A few points about tick-borne disease deserve wider appreciation. First, it is a year-round threat. You are hearing about it now because cases are up, but ticks bite in winter too. A study in Illinois found tick-borne illness occurring throughout the year, with the single exception of babesiosis, which is absent in the colder months. Second, we should pay more attention to Powassan virus, a tick-borne encephalitis, meaning it inflames the brain, spread by the same ticks that carry Lyme. In 2015 there were seven cases. In 2025 there were 76. Whether that reflects more true infections or better diagnostics is unclear, but it belongs on your radar.
Finally, a word about post-treatment Lyme disorder, what many call chronic Lyme disease. It is a real symptom complex, and I do not dismiss the suffering of the people who live with it. But multiple studies show it is not caused by a persistent bacterial infection, which means prolonged courses of antibiotics will not help.
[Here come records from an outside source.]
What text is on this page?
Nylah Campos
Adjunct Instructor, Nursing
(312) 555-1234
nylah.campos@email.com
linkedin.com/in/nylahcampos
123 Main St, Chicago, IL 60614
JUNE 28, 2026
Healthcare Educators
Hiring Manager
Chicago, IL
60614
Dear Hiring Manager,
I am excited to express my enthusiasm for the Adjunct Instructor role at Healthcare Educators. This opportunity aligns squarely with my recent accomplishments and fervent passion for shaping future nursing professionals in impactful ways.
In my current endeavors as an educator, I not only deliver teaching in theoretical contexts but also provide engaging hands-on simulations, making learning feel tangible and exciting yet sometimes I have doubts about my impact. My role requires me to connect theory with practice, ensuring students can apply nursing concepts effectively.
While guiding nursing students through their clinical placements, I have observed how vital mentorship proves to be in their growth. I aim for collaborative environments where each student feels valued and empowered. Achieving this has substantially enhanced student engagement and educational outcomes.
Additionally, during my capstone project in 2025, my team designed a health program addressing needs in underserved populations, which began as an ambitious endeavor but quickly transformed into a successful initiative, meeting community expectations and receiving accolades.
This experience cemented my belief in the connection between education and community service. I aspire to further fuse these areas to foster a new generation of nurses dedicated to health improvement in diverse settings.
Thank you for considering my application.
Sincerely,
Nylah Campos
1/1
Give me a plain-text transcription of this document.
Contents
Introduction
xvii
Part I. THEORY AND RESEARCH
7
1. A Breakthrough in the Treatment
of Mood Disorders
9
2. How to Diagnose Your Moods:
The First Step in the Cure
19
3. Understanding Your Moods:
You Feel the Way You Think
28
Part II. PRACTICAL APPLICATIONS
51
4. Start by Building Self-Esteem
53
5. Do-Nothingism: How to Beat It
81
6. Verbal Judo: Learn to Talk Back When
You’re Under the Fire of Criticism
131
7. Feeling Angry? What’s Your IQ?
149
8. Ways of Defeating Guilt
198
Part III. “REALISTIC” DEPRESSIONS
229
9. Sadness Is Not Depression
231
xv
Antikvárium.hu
Around these patients has grown a profitable, evidence-free cottage industry offering treatments like hyperbaric oxygen and radiofrequency devices meant to blast away bacteria that are not there. Now RFK Jr. has waded in with a Lyme disease initiative, and I expect he will lend legitimacy to exactly these practitioners. The reason is the same one we keep returning to. He does not care about science or about reality, because he does not know what those things are.
A game worth playing
I will end the roundup with a story I genuinely enjoyed. NPR reported on a game out of Nigeria, a takeoff on Chutes and Ladders called Schisto and Ladders. Schisto is schistosomiasis, a parasitic and badly neglected tropical disease that people acquire from contaminated water, with snails serving as the intermediate host. The game teaches children how to protect themselves: stay out of contaminated water, take antiparasitic medication when it is warranted, and clear the tall grass around water sources where those snails thrive. It is a clever piece of public health, and honestly, I would like to get my hands on a copy.
The question that remains
As I close, I want to make the common thread explicit, because it is easy to miss when each of these stories is treated in isolation. The DRC is not struggling with Ebola because no one understands Ebola. Bangladesh did not suffer a measles catastrophe because the virus changed. Uganda's Marburg response is not waiting on some elusive scientific breakthrough. And the fight over vaccines in the United States is not, at its core, a dispute about what the evidence shows.
The science exists. The technologies exist. What determines the outcome of an outbreak is whether a society can identify the threat, build the institutions, maintain the trust, deploy the resources, and apply what it already knows. That is an implementation problem, and infectious disease keeps teaching us the same lesson: knowledge alone is never enough. Human reason produces the vaccines, the diagnostics, the treatments, and the public health systems, but those tools only matter when people choose to pick them up. You can hold the finest toolbox in history, and if you do not know how to use it, or refuse to use it, or lock it away where no one can reach it, you are no better off than our ancestors who had nothing at all.
The microbes will never stop working. The only open question is whether we will.